Thence he went into Phrygia, passing by the lake called Ascania[1] in which salt is naturally concreted. The natives use this salt, and do not need the sea at all for this article. On the fifth day of his march, he arrived at Celaenae,[2] in which city there was a fortified rock, precipitous on all sides. This citadel was occupied by the viceroy of Phrygia with a garrison of 1,000 Carians and 100 Grecian mercenaries. These men despatched ambassadors to Alexander, promising to surrender the place to him, if succour did not reach them by a day which had been agreed upon with them, naming the day.[3] This arrangement seemed to Alexander more advantageous than to besiege the fortified rock, which was inaccessible on all sides to attack. At Celaenae he left a garrison of 1,500 soldiers. Remaining here ten days, he appointed Antigonus, son of Philip,[4] viceroy of Phrygia, placed Balacrus, son of Amyntas[5] as general over the Grecian allies in place of Antigonus, and then directed his march to Gordium.[6] He sent an order to Parmenio to meet


  1. This lake is mentioned by Herodotus (vii. 30), as being near the city of Anava. It is now called Burdur.

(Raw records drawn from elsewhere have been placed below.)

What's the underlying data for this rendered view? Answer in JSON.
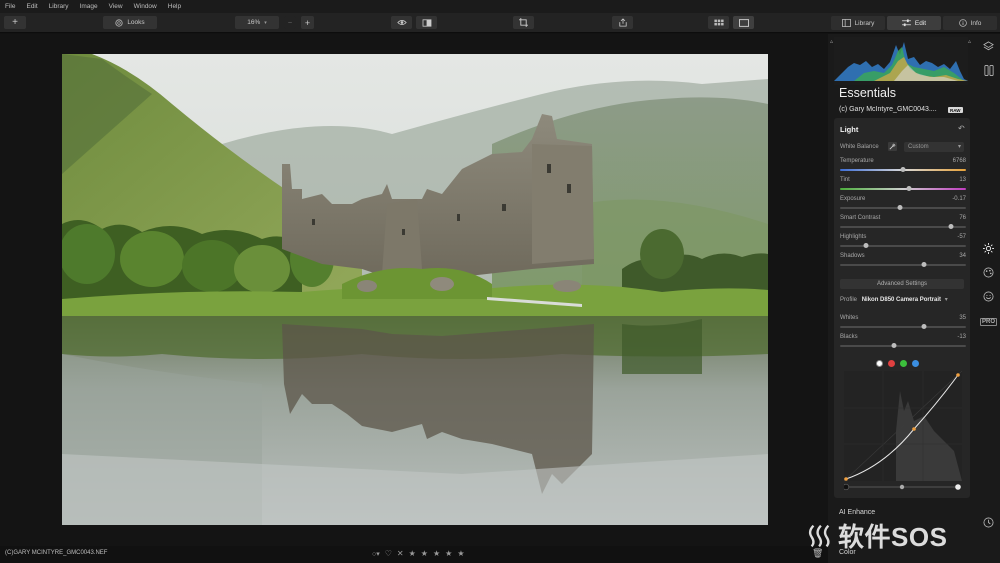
{
  "menu": [
    "File",
    "Edit",
    "Library",
    "Image",
    "View",
    "Window",
    "Help"
  ],
  "toolbar": {
    "add_label": "+",
    "looks_label": "Looks",
    "zoom_value": "16%",
    "zoom_minus": "–",
    "zoom_plus": "+"
  },
  "tabs": {
    "library": "Library",
    "edit": "Edit",
    "info": "Info"
  },
  "status": {
    "filename": "(C)GARY MCINTYRE_GMC0043.NEF",
    "stars": [
      "★",
      "★",
      "★",
      "★",
      "★"
    ]
  },
  "panel": {
    "title": "Essentials",
    "file": "(c) Gary McIntyre_GMC0043....",
    "raw_badge": "RAW",
    "light": {
      "header": "Light",
      "white_balance_label": "White Balance",
      "white_balance_value": "Custom",
      "sliders": [
        {
          "label": "Temperature",
          "value": "6768",
          "pos": 0.5
        },
        {
          "label": "Tint",
          "value": "13",
          "pos": 0.55
        },
        {
          "label": "Exposure",
          "value": "-0.17",
          "pos": 0.48
        },
        {
          "label": "Smart Contrast",
          "value": "76",
          "pos": 0.88
        },
        {
          "label": "Highlights",
          "value": "-57",
          "pos": 0.21
        },
        {
          "label": "Shadows",
          "value": "34",
          "pos": 0.67
        }
      ],
      "advanced_settings": "Advanced Settings",
      "profile_label": "Profile",
      "profile_value": "Nikon D850 Camera Portrait",
      "sliders2": [
        {
          "label": "Whites",
          "value": "35",
          "pos": 0.67
        },
        {
          "label": "Blacks",
          "value": "-13",
          "pos": 0.43
        }
      ],
      "curve_channel_colors": [
        "#ffffff",
        "#e04040",
        "#3cbf3c",
        "#3b8ee0"
      ]
    },
    "ai_enhance": "AI Enhance",
    "color": "Color"
  },
  "watermark": "软件SOS",
  "colors": {
    "panel_bg": "#1a1a1a",
    "card_bg": "#262626",
    "accent": "#f0a040"
  }
}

  2. Here Cyrus the Younger reviewed his Grecian forces and found them to be 11,000 hoplites and 2,000 peltasts. Here that prince had a palace and park, in which rose the river Maeander, close to the source of the Marsyas. See Xenophon (Anab., i. 2); compare Curtius (iii. 1).
  3. Curtius (iii. 1) says they made a truce with Alexander for sixty days.
  4. Antigonus, called the One-eyed, was father of Demetrius Poliorcetes. On the division of Alexander's empire he received Phrygia, Lycis, and Pamphylia. He eventually acquired the whole of Asia Minor; but was defeated and slain at the battle of Ipsus by the allied forces of Cassander, Lysimachus, Ptolemy, and Seleucus (B.C. 301). When he was slain he was in his eighty-first year.
  5. Balacrus was left by Alexander to command in Egypt. See Arrian (iii. 5).
  6. The capital of the old Phrygian kings. It was rebullt in the time of Augustus, and called Juliopolis.